Mathew Green: The basic elements of the Orpheus/Eurydice relationship remain, but now she’s not someone’s wife; she’s her own woman, who happens to be married. By introducing and exploring her relationship with her father, the playwright creates a beautiful juxtaposition of romantic love vs. the bonds between parent and child. It takes Eurydice out of the victim role and allows her to make some very difficult decisions.

Smile Politely: The Underworld appears to be a radically different place in this play compared to paintings and descriptions of the ancient Greek Underworld. Can you explain how Ruhl chooses to alter the Underworld and how you plan to represent her vision on stage?

Mathew Green: There are so many different interpretations of the underworld, or hell. In Ruhl’s play, the stage directions call for something akin to Alice in Wonderland. We took that idea and adapted it to both our production and our theatre. Eric Burton, the set designer, has created a sort of basement/Wonka/playground. He’s an eccentric genius. We have trapdoors, an elevator that rains….

Smile Politely: What significance (if any) do you feel this play has in our community? That is, why did you bring this play to CU at the time that you did? Is there anything you want the audience to walk away thinking or feeling?
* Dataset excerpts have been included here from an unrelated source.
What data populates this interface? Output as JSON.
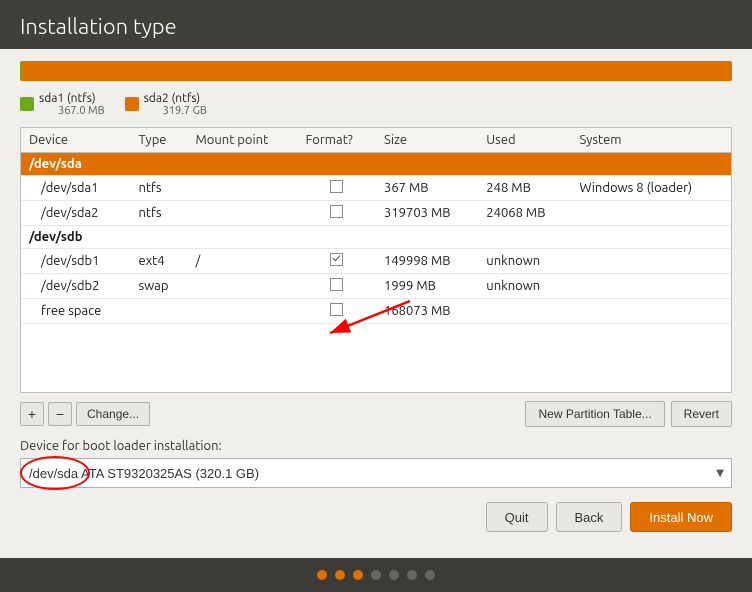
{
  "title": "Installation type",
  "partition_bar": {
    "sda1_label": "sda1 (ntfs)",
    "sda1_size": "367.0 MB",
    "sda2_label": "sda2 (ntfs)",
    "sda2_size": "319.7 GB"
  },
  "table": {
    "columns": [
      "Device",
      "Type",
      "Mount point",
      "Format?",
      "Size",
      "Used",
      "System"
    ],
    "groups": [
      {
        "group": "/dev/sda",
        "selected": true,
        "children": [
          {
            "device": "/dev/sda1",
            "type": "ntfs",
            "mount": "",
            "format": false,
            "size": "367 MB",
            "used": "248 MB",
            "system": "Windows 8 (loader)"
          },
          {
            "device": "/dev/sda2",
            "type": "ntfs",
            "mount": "",
            "format": false,
            "size": "319703 MB",
            "used": "24068 MB",
            "system": ""
          }
        ]
      },
      {
        "group": "/dev/sdb",
        "selected": false,
        "children": [
          {
            "device": "/dev/sdb1",
            "type": "ext4",
            "mount": "/",
            "format": true,
            "size": "149998 MB",
            "used": "unknown",
            "system": ""
          },
          {
            "device": "/dev/sdb2",
            "type": "swap",
            "mount": "",
            "format": false,
            "size": "1999 MB",
            "used": "unknown",
            "system": ""
          },
          {
            "device": "free space",
            "type": "",
            "mount": "",
            "format": false,
            "size": "168073 MB",
            "used": "",
            "system": ""
          }
        ]
      }
    ]
  },
  "toolbar": {
    "add_label": "+",
    "remove_label": "−",
    "change_label": "Change...",
    "new_partition_table_label": "New Partition Table...",
    "revert_label": "Revert"
  },
  "bootloader": {
    "label": "Device for boot loader installation:",
    "value": "/dev/sda",
    "description": "ATA ST9320325AS (320.1 GB)"
  },
  "buttons": {
    "quit": "Quit",
    "back": "Back",
    "install_now": "Install Now"
  },
  "dots": [
    {
      "active": true
    },
    {
      "active": true
    },
    {
      "active": true
    },
    {
      "active": false
    },
    {
      "active": false
    },
    {
      "active": false
    },
    {
      "active": false
    }
  ]
}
Mathew Green: First, I think a play is too beautiful and heartfelt not to be performed. It’s kind of stunning. But I really think Champaign-Urbana is an ideal environment for this kind of play. We have a diverse theatre community, and Eurydice has something for everyone. It has a classic, literary background, and it tells an emotional, heartwarming story in a truly bizarre way. It makes for a very entertaining, very theatrical experience. Honestly, plays like this are the reason we go to the theatre. It has so much emotion, and so much love, and yet it has truly creepy elements. It’s like a dark, romantic fairy tale. I think young audiences will enjoy its more comic and campy moments, I think parents will connect with its father/daughter storyline, and I think opening the week before Valentine’s Day is perfect timing. As for what audiences will think or feel, I think there are a lot of possibilities, but I will say that I’ve never seen a show quite like ours.